Childhood diarrhoea: simple condition, difficult problem
Half a million children die annually from diarrhoea and millions more are sickened or stunted, mostly in Africa and South Asia. These illnesses may be theoretically avoidable, but the poorest children are not adequately protected from diarrhoea. In Ibadan, most households depend on groundwater for household use, which is often tainted by harmful bacteria from human and animal waste; purified drinking water is expensive.
Developing targeted, high-impact interventions for diarrhoea is challenging because unlike tuberculosis or malaria, diarrhoea is not a specific disease: it is a syndrome caused by any of a hundred different microorganisms. Clean water and effective sanitation interventions hold the potential to combat the problem across bacteria types. Targeting the major causes of diarrhoea in a given area can additionally lead to the development of new technologies for context-specific tools.
Too little is known about the causes of most childhood diarrhoeas in Africa. Global innovation is built on knowledge gleaned from the minuscule proportion of cases that occur in visiting tourists, rather than in African children. Our first essential task is to understand and address diarrhoeal disease in those that suffer from it most.

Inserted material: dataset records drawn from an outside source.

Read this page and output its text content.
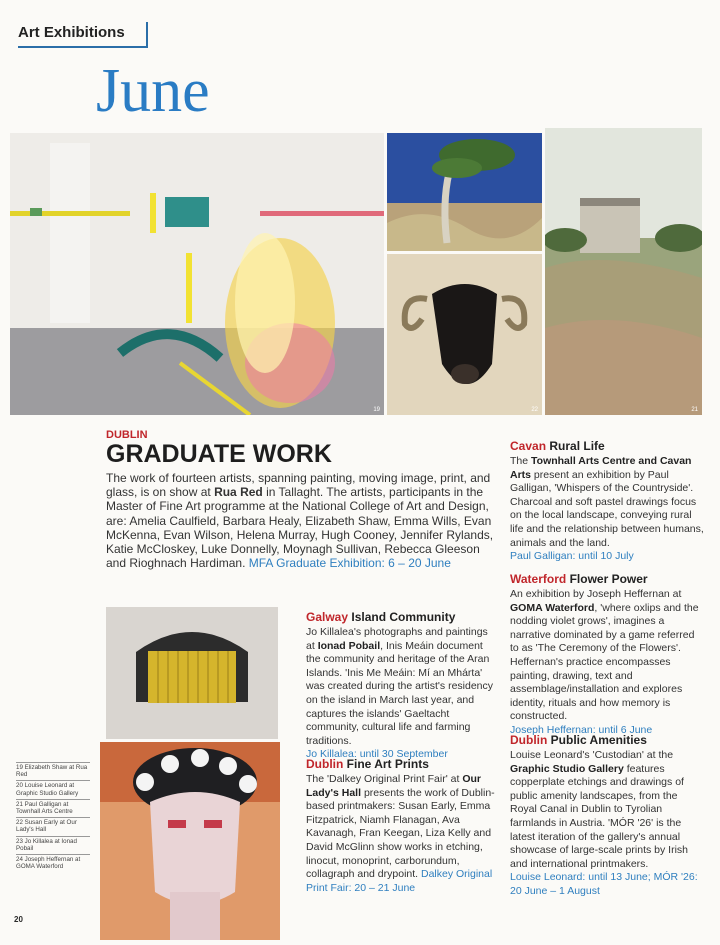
Art Exhibitions
June
19	22	21
DUBLIN
GRADUATE WORK
The work of fourteen artists, spanning painting, moving image, print, and glass, is on show at Rua Red in Tallaght. The artists, participants in the Master of Fine Art programme at the National College of Art and Design, are: Amelia Caulfield, Barbara Healy, Elizabeth Shaw, Emma Wills, Evan McKenna, Evan Wilson, Helena Murray, Hugh Cooney, Jennifer Rylands, Katie McCloskey, Luke Donnelly, Moynagh Sullivan, Rebecca Gleeson and Rioghnach Hardiman. MFA Graduate Exhibition: 6 – 20 June
Galway Island Community
Jo Killalea's photographs and paintings at Ionad Pobail, Inis Meáin document the community and heritage of the Aran Islands. 'Inis Me Meáin: Mí an Mhárta' was created during the artist's residency on the island in March last year, and captures the islands' Gaeltacht community, cultural life and farming traditions.
Jo Killalea: until 30 September
Dublin Fine Art Prints
The 'Dalkey Original Print Fair' at Our Lady's Hall presents the work of Dublin-based printmakers: Susan Early, Emma Fitzpatrick, Niamh Flanagan, Ava Kavanagh, Fran Keegan, Liza Kelly and David McGlinn show works in etching, linocut, monoprint, carborundum, collagraph and drypoint. Dalkey Original Print Fair: 20 – 21 June
Cavan Rural Life
The Townhall Arts Centre and Cavan Arts present an exhibition by Paul Galligan, 'Whispers of the Countryside'. Charcoal and soft pastel drawings focus on the local landscape, conveying rural life and the relationship between humans, animals and the land.
Paul Galligan: until 10 July
Waterford Flower Power
An exhibition by Joseph Heffernan at GOMA Waterford, 'where oxlips and the nodding violet grows', imagines a narrative dominated by a game referred to as 'The Ceremony of the Flowers'. Heffernan's practice encompasses painting, drawing, text and assemblage/installation and explores identity, rituals and how memory is constructed.
Joseph Heffernan: until 6 June
Dublin Public Amenities
Louise Leonard's 'Custodian' at the Graphic Studio Gallery features copperplate etchings and drawings of public amenity landscapes, from the Royal Canal in Dublin to Tyrolian farmlands in Austria. 'MÓR '26' is the latest iteration of the gallery's annual showcase of large-scale prints by Irish and international printmakers.
Louise Leonard: until 13 June; MÓR '26: 20 June – 1 August
19 Elizabeth Shaw at Rua Red
20 Louise Leonard at Graphic Studio Gallery
21 Paul Galligan at Townhall Arts Centre
22 Susan Early at Our Lady's Hall
23 Jo Killalea at Ionad Pobail
24 Joseph Heffernan at GOMA Waterford
20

Leveraging science to design interventions against bacteria in diarrhoea
With an understanding of the specific causes of diarrhoea, it is possible to design treatments and develop targeted vaccines. Molecular understanding of rotavirus, a major viral cause of childhood diarrhoea, has led to successes in vaccine development and use for those viruses. But many childhood diarrhoeas are caused by bacteria, for which vaccines are needed urgently.

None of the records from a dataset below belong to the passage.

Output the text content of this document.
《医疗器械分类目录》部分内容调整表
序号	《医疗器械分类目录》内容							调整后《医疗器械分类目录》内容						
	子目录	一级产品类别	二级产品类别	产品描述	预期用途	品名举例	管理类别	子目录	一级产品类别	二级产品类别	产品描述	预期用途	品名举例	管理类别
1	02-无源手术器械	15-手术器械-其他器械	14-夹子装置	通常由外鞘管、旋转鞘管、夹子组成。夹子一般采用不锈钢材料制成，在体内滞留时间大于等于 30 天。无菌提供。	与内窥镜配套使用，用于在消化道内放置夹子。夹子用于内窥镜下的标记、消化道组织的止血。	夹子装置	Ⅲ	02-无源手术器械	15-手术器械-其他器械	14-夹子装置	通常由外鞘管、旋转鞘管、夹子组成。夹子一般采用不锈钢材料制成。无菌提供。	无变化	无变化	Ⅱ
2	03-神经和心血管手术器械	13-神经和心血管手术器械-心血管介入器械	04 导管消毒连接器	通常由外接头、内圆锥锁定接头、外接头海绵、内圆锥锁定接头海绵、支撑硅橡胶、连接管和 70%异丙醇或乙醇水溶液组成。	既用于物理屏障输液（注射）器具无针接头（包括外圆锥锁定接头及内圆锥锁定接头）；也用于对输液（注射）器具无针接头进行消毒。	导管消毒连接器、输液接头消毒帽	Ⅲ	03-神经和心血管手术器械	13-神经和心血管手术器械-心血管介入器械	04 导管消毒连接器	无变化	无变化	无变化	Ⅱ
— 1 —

Our studies of diarrhoea-causing bacteria seek to identify how harmful bacteria colonize. When these damaging bacteria produce diarrhoea, the protective bacteria that normally live inside us are killed by the harmful ones. The proteins that allow harmful bacteria to take hold are collectively known as adhesins.
Diarrhoea is a flushing response by the body to remove harmful organisms from infected intestines. Children with diarrhoea must be kept hydrated whilst their natural defences fight against adhesins keeping bacterial invaders in place. Oral rehydration allows the intestine to fight harmful bacteria. But what if we could actually help dislodge harmful bacteria? Elimination of these colonizers might shorten, or even prevent, the adverse effects of diarrhoea.
Our laboratory is testing the unconventional notion that chemicals could disrupt adhesins used by bacteria to stay in place during diarrhoea. Proof of concept for the potential of such chemicals to be used for treatment is already emerging from research on other diseases similarly dependent on bacterial attachment, such as urinary tract infections. Such an approach to the treatment of diarrhoea could supplement current treatment.
The approach of targeting bacterial colonization, rather than bacterial survival, also reduces the chance of drug resistance, which is disabling antibiotics faster than new ones can be developed. And even when such chemicals do not meet the standards to make them candidates for development, they will contribute to our understanding of how adhesins work, contributing to vaccine development.